Part 5 — AI-Critique Moment (required — this is the BYOAI step)
Now bring in your approved chatbot (Gemini, Claude, or ChatGPT) and be the historian who checks its work.
- Ask it: "Quote the exact first line of the Declaration of Independence's preamble and tell me when the Declaration was signed."
- Check everything it says against the real document linked in Part 2:
- Did it quote the exact words — "We hold these truths to be self-evident, that all men are created equal…" — or did it invent a plausible-sounding variation?
- Did it get the date right? The Declaration was adopted July 4, 1776. (Most delegates signed on August 2, 1776 — a different date chatbots often confuse.) Did it conflate these, or get both wrong?
- Did it confuse the Declaration with the Constitution — for example, attributing separation of powers, the Senate, or the Bill of Rights to the Declaration? (This is an extremely common AI error and the most common quiz trap this week.)
- Did it make any claim about the Declaration "freeing the slaves" or granting rights to women? (It did neither.) - Write 2–3 sentences reporting what the AI got right and at least one thing you had to correct or verify against the source. (If it happened to get everything right, explain how you verified each claim against the National Archives transcription — that's the skill.)

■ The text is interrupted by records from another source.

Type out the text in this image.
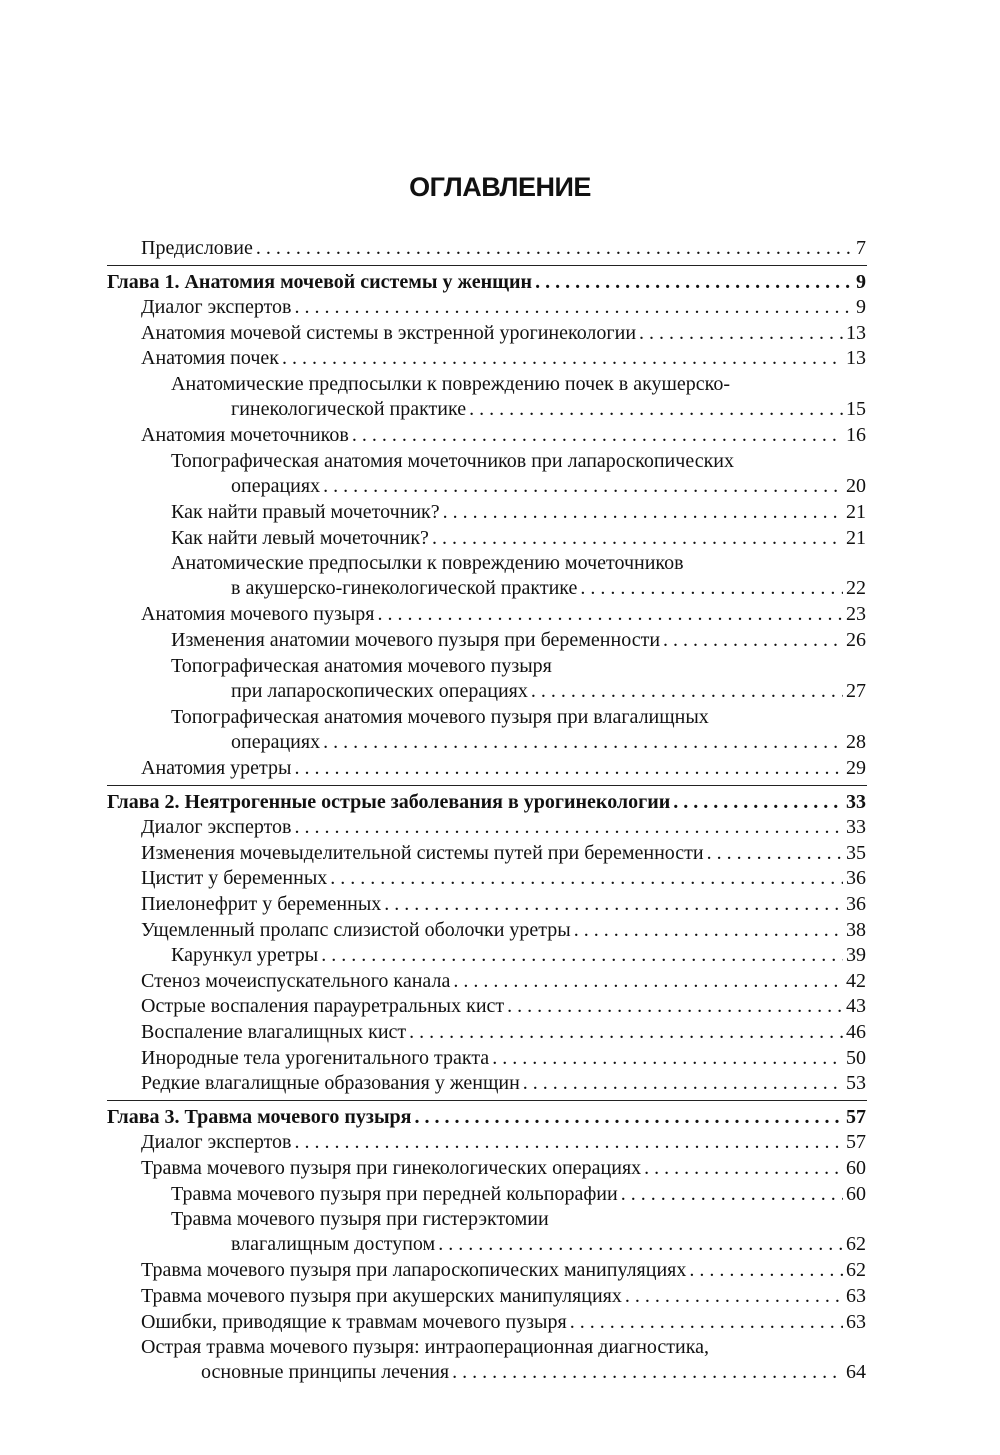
ОГЛАВЛЕНИЕ
Предисловие . . .	7
Глава 1. Анатомия мочевой системы у женщин . . .	9
Диалог экспертов . . .	9
Анатомия мочевой системы в экстренной урогинекологии . . .	13
Анатомия почек . . .	13
Анатомические предпосылки к повреждению почек в акушерско-
гинекологической практике . . .	15
Анатомия мочеточников . . .	16
Топографическая анатомия мочеточников при лапароскопических
операциях . . .	20
Как найти правый мочеточник? . . .	21
Как найти левый мочеточник? . . .	21
Анатомические предпосылки к повреждению мочеточников
в акушерско-гинекологической практике . . .	22
Анатомия мочевого пузыря . . .	23
Изменения анатомии мочевого пузыря при беременности . . .	26
Топографическая анатомия мочевого пузыря
при лапароскопических операциях . . .	27
Топографическая анатомия мочевого пузыря при влагалищных
операциях . . .	28
Анатомия уретры . . .	29
Глава 2. Неятрогенные острые заболевания в урогинекологии . . .	33
Диалог экспертов . . .	33
Изменения мочевыделительной системы путей при беременности . . .	35
Цистит у беременных . . .	36
Пиелонефрит у беременных . . .	36
Ущемленный пролапс слизистой оболочки уретры . . .	38
Карункул уретры . . .	39
Стеноз мочеиспускательного канала . . .	42
Острые воспаления парауретральных кист . . .	43
Воспаление влагалищных кист . . .	46
Инородные тела урогенитального тракта . . .	50
Редкие влагалищные образования у женщин . . .	53
Глава 3. Травма мочевого пузыря . . .	57
Диалог экспертов . . .	57
Травма мочевого пузыря при гинекологических операциях . . .	60
Травма мочевого пузыря при передней кольпорафии . . .	60
Травма мочевого пузыря при гистерэктомии
влагалищным доступом . . .	62
Травма мочевого пузыря при лапароскопических манипуляциях . . .	62
Травма мочевого пузыря при акушерских манипуляциях . . .	63
Ошибки, приводящие к травмам мочевого пузыря . . .	63
Острая травма мочевого пузыря: интраоперационная диагностика,
основные принципы лечения . . .	64
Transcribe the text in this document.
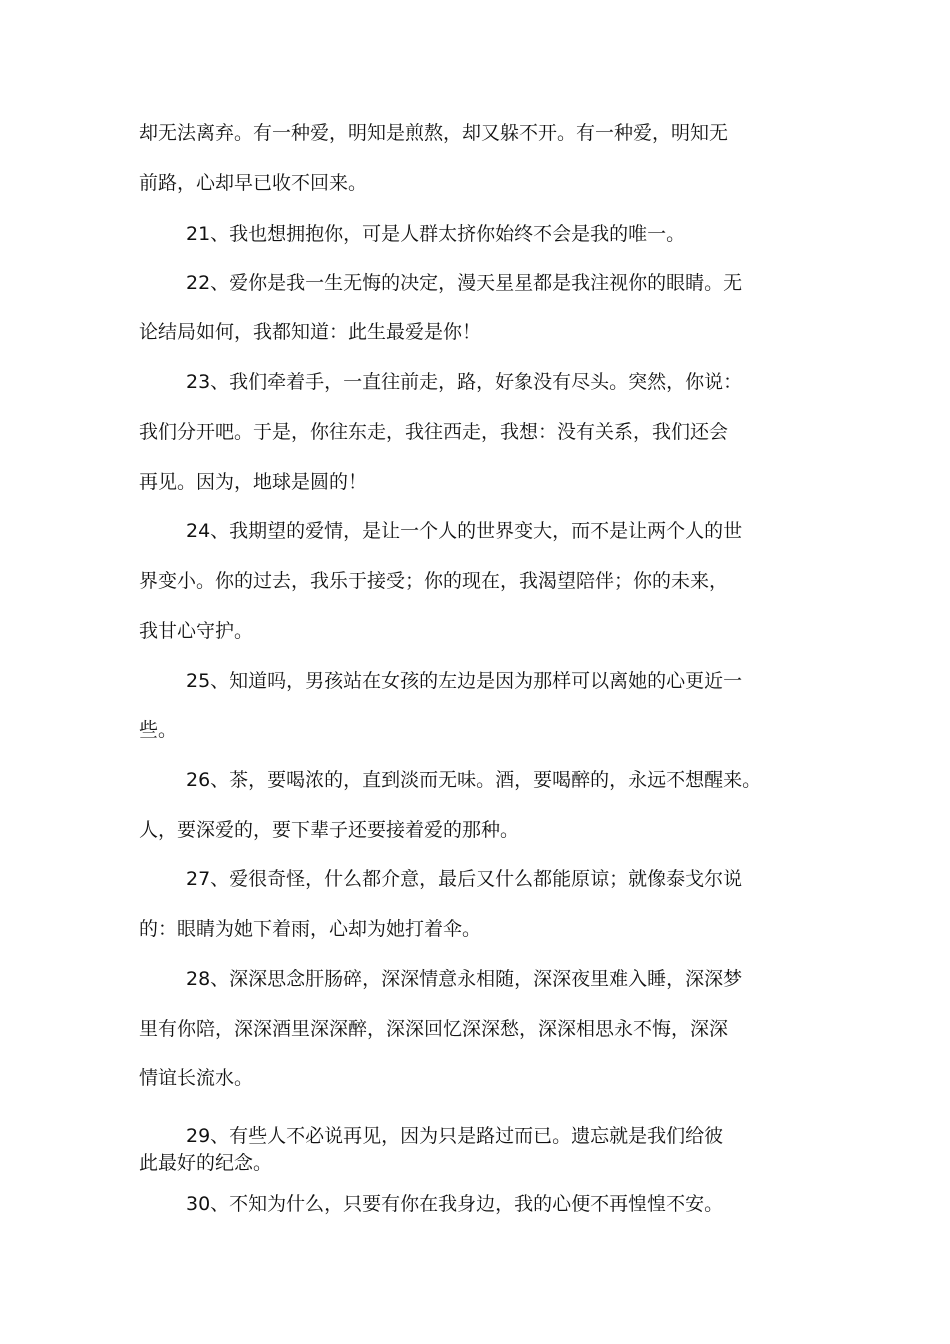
却无法离弃。有一种爱，明知是煎熬，却又躲不开。有一种爱，明知无
前路，心却早已收不回来。
21、我也想拥抱你，可是人群太挤你始终不会是我的唯一。
22、爱你是我一生无悔的决定，漫天星星都是我注视你的眼睛。无
论结局如何，我都知道：此生最爱是你！
23、我们牵着手，一直往前走，路，好象没有尽头。突然，你说：
我们分开吧。于是，你往东走，我往西走，我想：没有关系，我们还会
再见。因为，地球是圆的！
24、我期望的爱情，是让一个人的世界变大，而不是让两个人的世
界变小。你的过去，我乐于接受；你的现在，我渴望陪伴；你的未来，
我甘心守护。
25、知道吗，男孩站在女孩的左边是因为那样可以离她的心更近一
些。
26、茶，要喝浓的，直到淡而无味。酒，要喝醉的，永远不想醒来。
人，要深爱的，要下辈子还要接着爱的那种。
27、爱很奇怪，什么都介意，最后又什么都能原谅；就像泰戈尔说
的：眼睛为她下着雨，心却为她打着伞。
28、深深思念肝肠碎，深深情意永相随，深深夜里难入睡，深深梦
里有你陪，深深酒里深深醉，深深回忆深深愁，深深相思永不悔，深深
情谊长流水。
29、有些人不必说再见，因为只是路过而已。遗忘就是我们给彼
此最好的纪念。
30、不知为什么，只要有你在我身边，我的心便不再惶惶不安。
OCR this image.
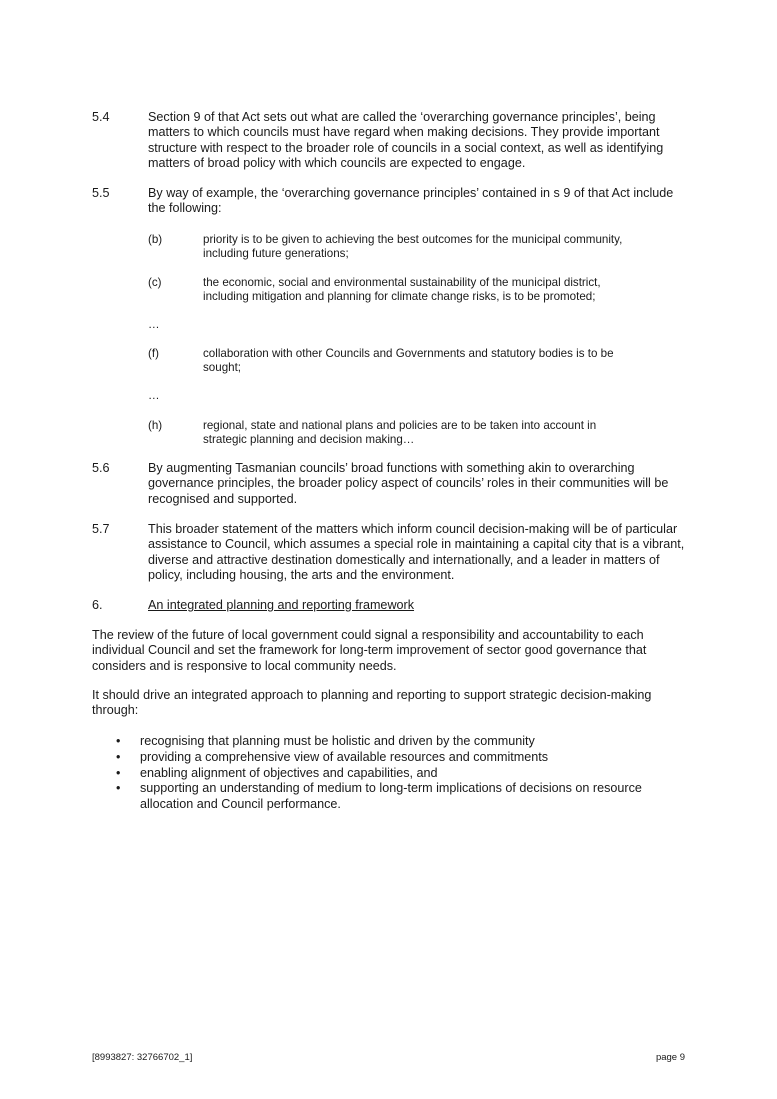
5.4	Section 9 of that Act sets out what are called the ‘overarching governance principles’, being matters to which councils must have regard when making decisions. They provide important structure with respect to the broader role of councils in a social context, as well as identifying matters of broad policy with which councils are expected to engage.
5.5	By way of example, the ‘overarching governance principles’ contained in s 9 of that Act include the following:
(b)	priority is to be given to achieving the best outcomes for the municipal community, including future generations;
(c)	the economic, social and environmental sustainability of the municipal district, including mitigation and planning for climate change risks, is to be promoted;
…
(f)	collaboration with other Councils and Governments and statutory bodies is to be sought;
…
(h)	regional, state and national plans and policies are to be taken into account in strategic planning and decision making…
5.6	By augmenting Tasmanian councils’ broad functions with something akin to overarching governance principles, the broader policy aspect of councils’ roles in their communities will be recognised and supported.
5.7	This broader statement of the matters which inform council decision-making will be of particular assistance to Council, which assumes a special role in maintaining a capital city that is a vibrant, diverse and attractive destination domestically and internationally, and a leader in matters of policy, including housing, the arts and the environment.
6.	An integrated planning and reporting framework
The review of the future of local government could signal a responsibility and accountability to each individual Council and set the framework for long-term improvement of sector good governance that considers and is responsive to local community needs.
It should drive an integrated approach to planning and reporting to support strategic decision-making through:
• recognising that planning must be holistic and driven by the community
• providing a comprehensive view of available resources and commitments
• enabling alignment of objectives and capabilities, and
• supporting an understanding of medium to long-term implications of decisions on resource allocation and Council performance.
[8993827: 32766702_1]	page 9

The habit all term: the tool drafts, you verify against the archive. The Declaration is one of the most confidently misquoted documents in American history — by chatbots and by people who haven't read it. Catching the error is the point.
Part 6 — What to Submit
Submit a single document (or text entry) with: your completed Part 3 scaffold (all four moves), your Part 4 answers, and your Part 5 AI-critique paragraph (naming the specific thing you checked). Due Sunday, Oct 4, 11:59 p.m. (50 points).
Instructor answer key & model responses — REMOVE BEFORE PUBLISHING TO STUDENTS
Every fact and quotation below is verified against the National Archives Declaration transcription (archives.gov/founding-docs/declaration-transcript) and the Massachusetts Historical Society text of Abigail Adams's letter of March 31, 1776.
Part 3 scaffold (model):
- ① Sourcing: Drafted primarily by Thomas Jefferson, revised and adopted by the Second Continental Congress on July 4, 1776. Written to the world — to justify the break from Britain, to persuade colonists who still hesitated, and to attract international support (especially France). Point of view: an interested party making a political argument in an emergency; the ideals are also persuasive tools.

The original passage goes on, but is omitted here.